Shares have been in a bear market for years. We just haven't noticed until nowby Edward Chancellor / August 31, 2008 / Leave a comment
Bear markets are naturally unpopular: people dislike seeing their investments go up in smoke. They are also misunderstood. It is commonly believed that bear markets are short-lived, ending after a few unpleasant months. That’s true of little bears, but great bears can hang around for a decade or more. They are characterised by the savage crushing of investors’ hopes. Most commentators argue that British and US investors hadn’t until very recently experienced such a market for more than quarter of a century. Actually, we are already some years into one.
A bear market is classically defined as occurring when a stock market index declines by 20 per cent or more from its previous peak. If you take this narrow measure, America and many other major markets recently entered a bear market—the US in early July. Yet this accepted definition is misleading—applying only to little bears and not their much more terrifying great bear kin. Andrew Smithers of research firm Smithers & Company argues that “bull” markets should be seen as periods when stocks become ever more expensive. By contrast, bear markets are when stocks become progressively cheaper. Since 1900, the US stock market has peaked in value five times. The period between the peak and trough—the great bear market—lasts on average 12 years, says Smithers.
During these quarter-century cycles, there are many times when share prices have oscillated by more than 20 per cent from their prevailing trend—whether up or down. But these little bears are just blips in longer market trends. For instance, US equities fell 27 per cent during the so-called “Kennedy break” of 1962. But this only momentarily interrupted the long bull market that ran nearly two decades from 1949. Nor did the crash of October 1987 usher in a great bear market. After surviving several assaults, the long bull run that commenced in August 1982 finally expired in early 2000.
The grim downward progress of the great bear is invariably interrupted by rallies. These may be brief, such as the classic “sucker’s rally” which occurred after the Federal Reserve bailed out Wall Street in March 2008. Or they can last years. For instance, the great US bear market of 1968 to 1982 was punctuated by a big rally between 1971 and 1972 when investors became infatuated with the “nifty fifty”—a select group of American companies, such as Polaroid and Coca-Cola, that were thought to have superior growth characteristics. But with the passage of time, we are able to discern a single great bear market lasting nearly 14 years rather than a series of mini bull and bear runs.
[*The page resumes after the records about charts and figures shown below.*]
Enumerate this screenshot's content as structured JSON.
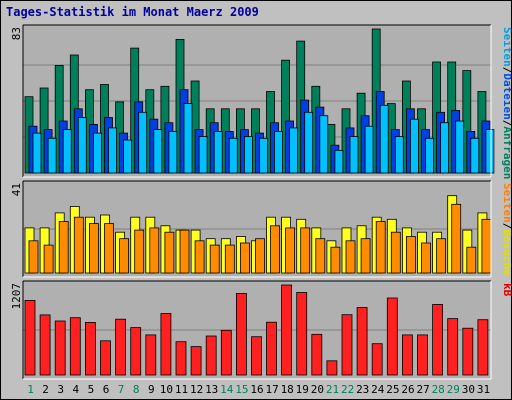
{
  "chart_data": {
    "type": "bar",
    "title": "Tages-Statistik im Monat Maerz 2009",
    "days": [
      "1",
      "2",
      "3",
      "4",
      "5",
      "6",
      "7",
      "8",
      "9",
      "10",
      "11",
      "12",
      "13",
      "14",
      "15",
      "16",
      "17",
      "18",
      "19",
      "20",
      "21",
      "22",
      "23",
      "24",
      "25",
      "26",
      "27",
      "28",
      "29",
      "30",
      "31"
    ],
    "weekend_days": [
      "1",
      "7",
      "8",
      "14",
      "15",
      "21",
      "22",
      "28",
      "29"
    ],
    "panels": [
      {
        "id": "hits",
        "ymax_label": "83",
        "ymax": 83,
        "labels": [
          "Seiten",
          "/",
          "Dateien",
          "/",
          "Anfragen"
        ],
        "label_colors": [
          "#00a0e0",
          "#000000",
          "#0050e0",
          "#000000",
          "#008060"
        ],
        "series": [
          {
            "name": "Anfragen",
            "color": "#00805a",
            "values": [
              44,
              49,
              62,
              68,
              48,
              51,
              41,
              72,
              48,
              50,
              77,
              53,
              37,
              37,
              37,
              37,
              47,
              65,
              76,
              50,
              28,
              37,
              46,
              83,
              40,
              53,
              37,
              64,
              64,
              59,
              47
            ]
          },
          {
            "name": "Dateien",
            "color": "#0040e0",
            "values": [
              27,
              25,
              30,
              37,
              28,
              32,
              23,
              41,
              31,
              29,
              48,
              25,
              29,
              24,
              25,
              23,
              29,
              30,
              42,
              38,
              16,
              26,
              33,
              47,
              25,
              37,
              25,
              35,
              36,
              24,
              30
            ]
          },
          {
            "name": "Seiten",
            "color": "#00c0ff",
            "values": [
              23,
              20,
              25,
              32,
              23,
              26,
              19,
              35,
              25,
              24,
              40,
              21,
              24,
              20,
              21,
              20,
              24,
              26,
              35,
              33,
              13,
              21,
              27,
              39,
              21,
              31,
              20,
              29,
              30,
              20,
              25
            ]
          }
        ]
      },
      {
        "id": "visits",
        "ymax_label": "41",
        "ymax": 41,
        "labels": [
          "Seiten",
          "/",
          "Besuche"
        ],
        "label_colors": [
          "#ff8000",
          "#000000",
          "#e0e000"
        ],
        "series": [
          {
            "name": "Besuche",
            "color": "#ffff20",
            "values": [
              21,
              21,
              28,
              31,
              26,
              27,
              19,
              26,
              26,
              22,
              20,
              20,
              16,
              16,
              17,
              15,
              26,
              26,
              25,
              21,
              15,
              21,
              22,
              26,
              25,
              21,
              19,
              19,
              36,
              20,
              28
            ]
          },
          {
            "name": "Seiten",
            "color": "#ff8c00",
            "values": [
              15,
              13,
              24,
              26,
              23,
              23,
              16,
              20,
              21,
              19,
              20,
              15,
              13,
              13,
              14,
              16,
              22,
              21,
              21,
              16,
              12,
              15,
              16,
              24,
              19,
              17,
              14,
              16,
              32,
              12,
              25
            ]
          }
        ]
      },
      {
        "id": "kb",
        "ymax_label": "1207",
        "ymax": 1207,
        "labels": [
          "kB"
        ],
        "label_colors": [
          "#e00000"
        ],
        "series": [
          {
            "name": "kB",
            "color": "#ff2020",
            "values": [
              1000,
              806,
              724,
              768,
              706,
              459,
              749,
              636,
              538,
              825,
              447,
              381,
              523,
              599,
              1095,
              514,
              708,
              1207,
              1107,
              546,
              190,
              809,
              905,
              420,
              1032,
              538,
              538,
              947,
              757,
              627,
              742
            ]
          }
        ]
      }
    ]
  },
  "colors": {
    "background": "#c0c0c0",
    "plot_bg": "#b0b0b0",
    "gridline": "#808080",
    "frame_dark": "#000000",
    "frame_light": "#ffffff",
    "weekday_label": "#000000",
    "weekend_label": "#00805a",
    "title": "#0000a0"
  }
}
When the technology bubble burst in March 2000, US stock prices were more expensive than at any time in history. The bursting of the tech bubble marked the advent of another great bear market. As with the “nifty fifty,” there was a rally starting in late 2002 as Alan Greenspan at the Fed flooded the financial markets with cheap debt. The S&P 500 index even reached a new high last year despite the sub-prime debacle and the emergence of a full-blown credit crunch. Yet history is likely to judge this rebound as yet another bear rally.
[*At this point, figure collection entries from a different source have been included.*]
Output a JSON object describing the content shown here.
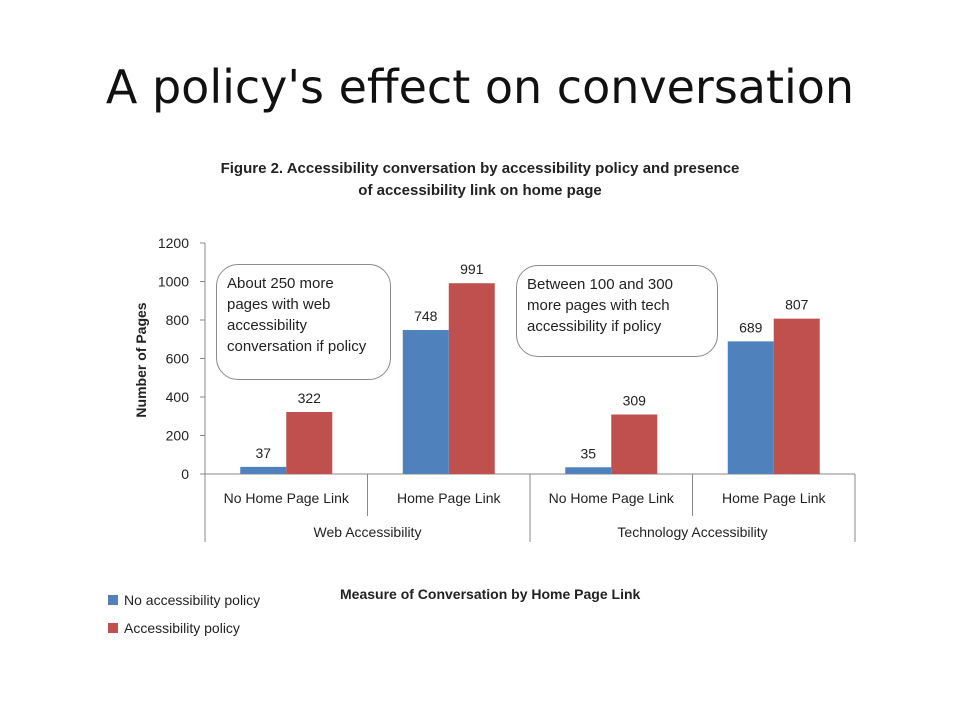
{
  "slide": {
    "title": "A policy's effect on conversation"
  },
  "figure": {
    "title_line1": "Figure 2. Accessibility conversation by accessibility policy and presence",
    "title_line2": "of accessibility link on home page",
    "notes": [
      {
        "lines": [
          "About 250 more",
          "pages with web",
          "accessibility",
          "conversation if policy"
        ]
      },
      {
        "lines": [
          "Between 100 and 300",
          "more pages with tech",
          "accessibility if policy"
        ]
      }
    ]
  },
  "chart_data": {
    "type": "bar",
    "groups": [
      {
        "label": "Web Accessibility",
        "categories": [
          "No Home Page Link",
          "Home Page Link"
        ]
      },
      {
        "label": "Technology Accessibility",
        "categories": [
          "No Home Page Link",
          "Home Page Link"
        ]
      }
    ],
    "categories": [
      "No Home Page Link",
      "Home Page Link",
      "No Home Page Link",
      "Home Page Link"
    ],
    "series": [
      {
        "name": "No accessibility policy",
        "color": "#4f81bd",
        "values": [
          37,
          748,
          35,
          689
        ]
      },
      {
        "name": "Accessibility policy",
        "color": "#c0504d",
        "values": [
          322,
          991,
          309,
          807
        ]
      }
    ],
    "ylabel": "Number of Pages",
    "xlabel": "Measure of Conversation by Home Page Link",
    "ylim": [
      0,
      1200
    ],
    "yticks": [
      0,
      200,
      400,
      600,
      800,
      1000,
      1200
    ],
    "grid": false,
    "legend_position": "bottom-left"
  }
}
Great bear markets have common features. They start at moments of extreme valuation—the collapse of Japan’s bubble economy in 1990 occurred after a period where the prices of shares and land reached crazy levels. At one point, the Imperial Palace in Tokyo was purportedly worth more than all the real estate in California. The peaks of great bull markets are also characterised by a belief in new eras and the ability of the authorities to deliver perpetual economic growth and stable consumer prices. During bear markets, this faith evaporates and is replaced by growing mistrust.
Stocks tend to become seriously undervalued when consumer prices become unstable, undermining faith in paper financial assets. Deflation drove US stocks to their troughs in 1921 and 1932, and fear of deflation produced another low ebb in 1949. In the 1970s it was inflation that was the enemy. Great bears often have an international dimension. The whole world was in depression in the early 1930s. The US stock market collapse of 1974 was accompanied by the failure of Germany’s Herstatt Bank, Britain’s secondary banking crisis and Opec pushing up the global price of oil.
So what marks the end of a bear market? Investors are naturally emboldened by an end of any financial crisis. Most important are signs that the authorities have succeeded in their battle against either inflation or deflation. Paul Volcker’s defeat of inflation was the prelude to the bull market that started in 1982.
Our current bear is little more than eight years old. That’s roughly two thirds of the lifespan of the average great bear market. Until recently, there had been no disturbance to consumer prices to drive equities down to low valuations. That is no longer the case. Following the credit crunch and the subsequent cut in US interest rates, there are two opposing threats to price stability. On the one hand, there is a risk of deflation following the loss of nearly half a trillion dollars worth of bank capital around the world—with more to come. On the other hand, there is danger of inflation, which recently drove oil to around $145 a barrel (although it has fallen recently). As for valuations, according to Robert Shiller at Yale, US stocks remain overvalued at roughly 40 per cent above their long-term average. In 1982 they had been trading at below their long-term average for eight years. If history repeats itself, valuations will have to fall a long way before this great bear slopes off.